Ann Ringstad, Director of the Office of Community Advocacy at the University of Alaska Fairbanks and program director for Alaska Business Week, spoke at Thursday’s Chamber of Commerce Business Roundtable lunch lecture.
During their week-long business training at the University of Alaska Fairbanks students are put through eight quarters of a business simulation. Each team’s business is give the resources it needs to find a product line, identify a price point, manufacture a product and convince advisors to buy into the business.

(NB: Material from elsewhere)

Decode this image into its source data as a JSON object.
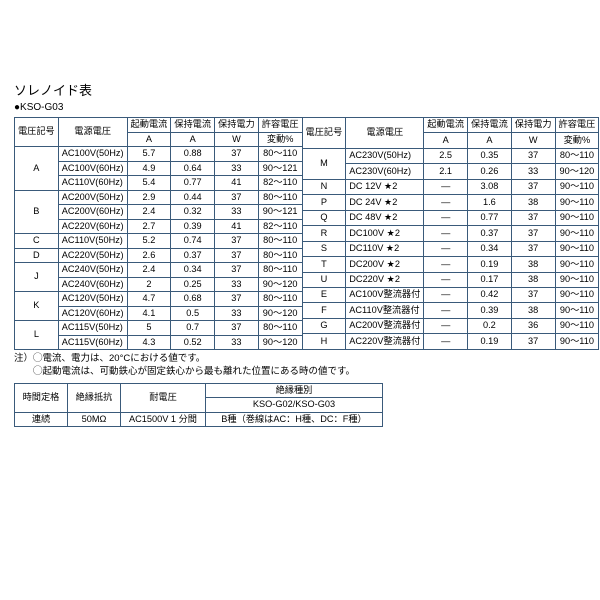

Along the way students are tested with leadership and ethical challenges. Business leaders come from around the state to give presentations. The final exercise requires students to present their business choices to a panel of mentors.
“They get dressed up and defend themselves,” Ringstad said. Winners are presented prizes and awards. “We come up with as many awards as we can.”
The week away from home is a safe, simulated college experience, Ringstad said. Participants even get two college credits from UAF, she said.
“What a cool way to go for a high school student,” Ringstad said.
Former business week attendee Clarissa O’Meyer said adult advisors help, but they also let students find solutions for themselves.
“We started getting the hang of it,” O’Meyer said. “Our stocks were really high.”
O’Meyer said her peers elected her CEO of their company based on her experience in mathematics and business classes. She said her team’s stock prices fell a little in the last quarter due to an incorrect number in the final paperwork.
O’Meyer said the incident taught her an important lesson in leadership.
“It doesn’t matter if it is your fault or not,” O’Meyer said. “It is your fault.”
The week is packed tight with activities, Ringstad said. Students and advisors are often up at 6:30 a.m. and keep at it until 11 p.m. or later. By the middle of the week students are lamenting the lack of time to get it all done.
“And we’re thinking ‘okay, that is how business works, that’s real,’” Ringstad said.
More than 20 Juneau high school students attended the 2012 Business Week. Students were supported by scholarships from the Juneau School District and Juneau Chamber of Commerce.
Business Week 2013 is scheduled for June 1-8 at the UAF campus. Tuition is $475 per student and scholarships are available. The deadline to apply is May 15.